Onun dışında hayat güzel, okul koşturmacaları, haftasonu gezmeleri derken günler hızla geçiyor. Umarım sizin için de öyledir :) Henüz akşam menünüzü oluşturmadıysanız belki dolapta bekleyen kabakları bir de böyle pişirmek istersiniz:

Malzemeler:
2 orta boy kabak ( benimkiler 375 gr geldiler)
2 yumurta
3 çorba kaşığı süt
3 çorba kaşığı zeytinyağı
1 demet maydanoz ( incecik doğranmış)
1 demet dereotu ( incecik doğranmış)
4 sap taze soğan ( incecik doğranmış)
1 su bardağı sade kekun
2 çay kaşığı tuz

Yapılışı:
Kabakları rendeliyoruz.
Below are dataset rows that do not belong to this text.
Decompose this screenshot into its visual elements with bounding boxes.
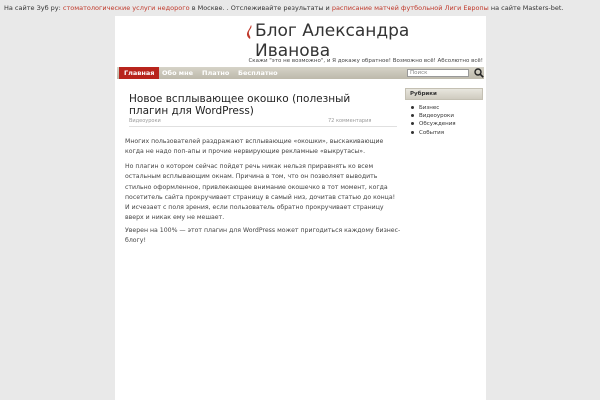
- promo-link-schedule[interactable]: расписание матчей футбольной Лиги Европы: [331, 4, 489, 12]
- post-comments-link[interactable]: 72 комментария: [328, 118, 372, 124]
- sidebar-item-events[interactable]: [411, 129, 483, 137]
- nav-item-about[interactable]: Обо мне: [162, 69, 194, 77]
- post-paragraph-3: Уверен на 100% — этот плагин для WordPress может пригодиться каждому бизнес-блогу!: [125, 227, 401, 245]
- post-divider: [129, 126, 397, 127]
- page-container: [115, 16, 486, 400]
- promo-link-dental[interactable]: стоматологические услуги недорого: [62, 4, 190, 12]
- bullet-icon: [411, 106, 414, 109]
- sidebar-item-label: Видеоуроки: [419, 113, 454, 120]
- sidebar-item-label: Бизнес: [419, 105, 440, 111]
- sidebar-item-label: Обсуждения: [419, 121, 456, 128]
- promo-suffix: на сайте Masters-bet.: [488, 4, 564, 12]
- nav-item-free[interactable]: Бесплатно: [238, 69, 278, 77]
- post-category-link[interactable]: Видеоуроки: [129, 118, 161, 124]
- post-paragraph-1: Многих пользователей раздражают всплывающие «окошки», выскакивающие когда не надо поп-апы и прочие нервирующие рекламные «выкрутасы».: [125, 138, 384, 156]
- sidebar: [405, 88, 483, 137]
- top-promo-bar: [4, 4, 596, 12]
- main-navigation: [117, 67, 484, 79]
- sidebar-item-label: События: [419, 129, 445, 136]
- nav-item-home[interactable]: Главная: [119, 67, 159, 79]
- post-paragraph-2: Но плагин о котором сейчас пойдет речь никак нельзя приравнять ко всем остальным всплывающим окнам. Причина в том, что он позволяет выводить стильно оформленное, привлекающее внимание окошечко в тот момент, когда посетитель сайта прокручивает страницу в самый низ, дочитав статью до конца! И исчезает с поля зрения, если пользователь обратно прокручивает страницу вверх и никак ему не мешает.: [125, 163, 396, 222]
- category-list: [405, 104, 483, 137]
- sidebar-item-discussions[interactable]: [411, 120, 483, 128]
- post-title[interactable]: Новое всплывающее окошко (полезный плагин для WordPress): [129, 93, 351, 117]
- nav-item-paid[interactable]: Платно: [202, 69, 230, 77]
- sidebar-item-video[interactable]: [411, 112, 483, 120]
- flame-logo-icon: [245, 25, 255, 39]
- promo-prefix: На сайте Зуб ру:: [4, 4, 63, 12]
- bullet-icon: [411, 131, 414, 134]
- bullet-icon: [411, 114, 414, 117]
- bullet-icon: [411, 122, 414, 125]
- blog-tagline: Скажи "это не возможно", и Я докажу обратное! Возможно всё! Абсолютно всё!: [248, 58, 483, 64]
- sidebar-item-business[interactable]: [411, 104, 483, 112]
- promo-middle: в Москве. . Отслеживайте результаты и: [189, 4, 332, 12]
- search-icon[interactable]: [474, 68, 484, 78]
- search-input[interactable]: Поиск: [407, 69, 469, 77]
- blog-title[interactable]: Блог Александра Иванова: [255, 21, 410, 61]
- sidebar-heading-categories: Рубрики: [405, 88, 483, 100]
Robotta çekmeyin bence, mücverin dokusunu bozuyor. Yumurta ve sütü elde çırpıyoruz. Kabakların sularını elle sıkarak ekliyoruz. Yeşillikler ve yağı da ekleyip şöyle bir karıştırıyoruz. Kekun ve tuzu da ekleyip iyice karıştırdıktan sonra hafifçe yağlanmış bir fırın kabına ince bir tabaka halinde yayıyoruz. Önceden ısıtılmış 180-190 derecelik fırında kızarana kadar pişiriyoruz. Mutlaka sarımsaklı yoğurtla servis ediyoruz.
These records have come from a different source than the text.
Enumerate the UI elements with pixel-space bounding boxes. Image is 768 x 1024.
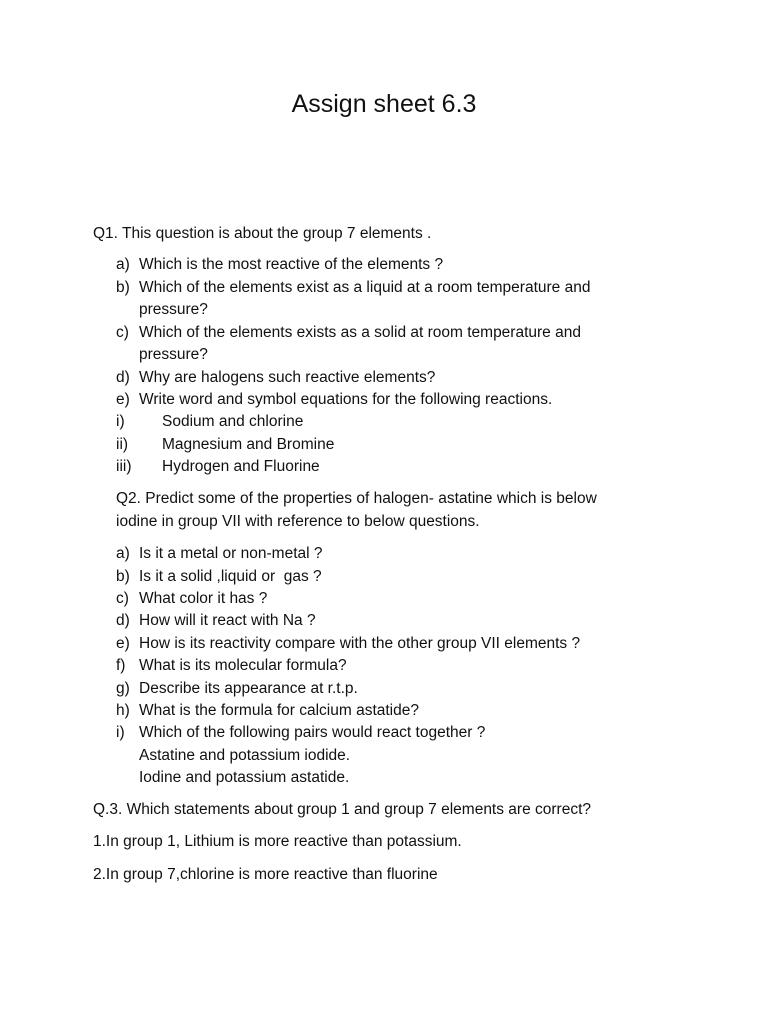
q2-item-marker: h) (116, 702, 130, 719)
q1-item-text: Write word and symbol equations for the following reactions. (139, 391, 553, 408)
q3-statement: 2.In group 7,chlorine is more reactive than fluorine (93, 866, 438, 883)
q2-item-text: Is it a solid ,liquid or gas ? (139, 568, 322, 585)
page-title: Assign sheet 6.3 (291, 90, 477, 118)
q2-item-text: What color it has ? (139, 590, 268, 607)
q2-item-marker: f) (116, 657, 126, 674)
q2-item-marker: a) (116, 545, 130, 562)
q1-item-text-cont: pressure? (139, 346, 208, 363)
q2-item-text-cont: Astatine and potassium iodide. (139, 747, 351, 764)
q2-item-text: What is the formula for calcium astatide? (139, 702, 419, 719)
q1-item-marker: c) (116, 324, 129, 341)
q1-subitem-text: Sodium and chlorine (162, 413, 304, 430)
q1-item-text: Which is the most reactive of the elements ? (139, 256, 444, 273)
q2-item-marker: c) (116, 590, 129, 607)
q2-item-text: What is its molecular formula? (139, 657, 347, 674)
q2-item-text: How is its reactivity compare with the other group VII elements ? (139, 635, 581, 652)
q1-item-text: Which of the elements exists as a solid at room temperature and (139, 324, 581, 341)
q2-stem-cont: iodine in group VII with reference to below questions. (116, 513, 480, 530)
q1-subitem-marker: i) (116, 413, 125, 430)
q2-item-marker: d) (116, 612, 130, 629)
q2-item-text: How will it react with Na ? (139, 612, 316, 629)
q1-item-marker: e) (116, 391, 130, 408)
q1-item-marker: a) (116, 256, 130, 273)
q2-stem: Q2. Predict some of the properties of halogen- astatine which is below (116, 490, 597, 507)
q2-item-text: Describe its appearance at r.t.p. (139, 680, 358, 697)
q2-item-marker: g) (116, 680, 130, 697)
q3-stem: Q.3. Which statements about group 1 and group 7 elements are correct? (93, 801, 591, 818)
q2-item-text-cont: Iodine and potassium astatide. (139, 769, 350, 786)
q1-item-marker: b) (116, 279, 130, 296)
q1-item-text: Why are halogens such reactive elements? (139, 369, 436, 386)
q1-subitem-marker: iii) (116, 458, 132, 475)
q2-item-text: Which of the following pairs would react together ? (139, 724, 486, 741)
q1-subitem-text: Hydrogen and Fluorine (162, 458, 320, 475)
q1-item-marker: d) (116, 369, 130, 386)
q1-subitem-text: Magnesium and Bromine (162, 436, 335, 453)
q1-item-text-cont: pressure? (139, 301, 208, 318)
q2-item-marker: b) (116, 568, 130, 585)
q1-item-text: Which of the elements exist as a liquid at a room temperature and (139, 279, 591, 296)
q1-stem: Q1. This question is about the group 7 elements . (93, 225, 432, 242)
q2-item-marker: e) (116, 635, 130, 652)
q2-item-marker: i) (116, 724, 125, 741)
q1-subitem-marker: ii) (116, 436, 129, 453)
q2-item-text: Is it a metal or non-metal ? (139, 545, 323, 562)
q3-statement: 1.In group 1, Lithium is more reactive than potassium. (93, 833, 462, 850)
*Ben baharat kullanmadım ama seviyorsanız karabiber ve pulbiber ilavesi yapabilirsiniz. 
*Yaz yemekleriyle yaza artık veda zamanı, hele bugün İzmir resmen bir kış günü gibi... Herşey yerinde ve zamanında güzel; hayatımız için de öyle olsun... Mevsimsiz mutluluklarınız daim, hüzünleriniz bahar yağmuru gibi kısacık olsun :)) Mutlu haftalar... 


2 yorum:

  1. Kızartma belki daha lezzetli geliyor pek çoğuna ama bana çok ağır geliyor, o yüzden eziyet çekmemek adına direkt fırında yapıyorum, peynir de mutlaka koymaya çalışıyorum Betülcüm. Ellerine sağlık ablacım. Niloş'a da sevgiler..

    YanıtlaSil
  2. Evet ablacım gerçekten daha ağır oluyor. Peynir konusunda da katılıyorum, çook yakşıyor. Evde yapılan her şey güzel oluyor kısaca. Biz de seni çook öpüyoruz.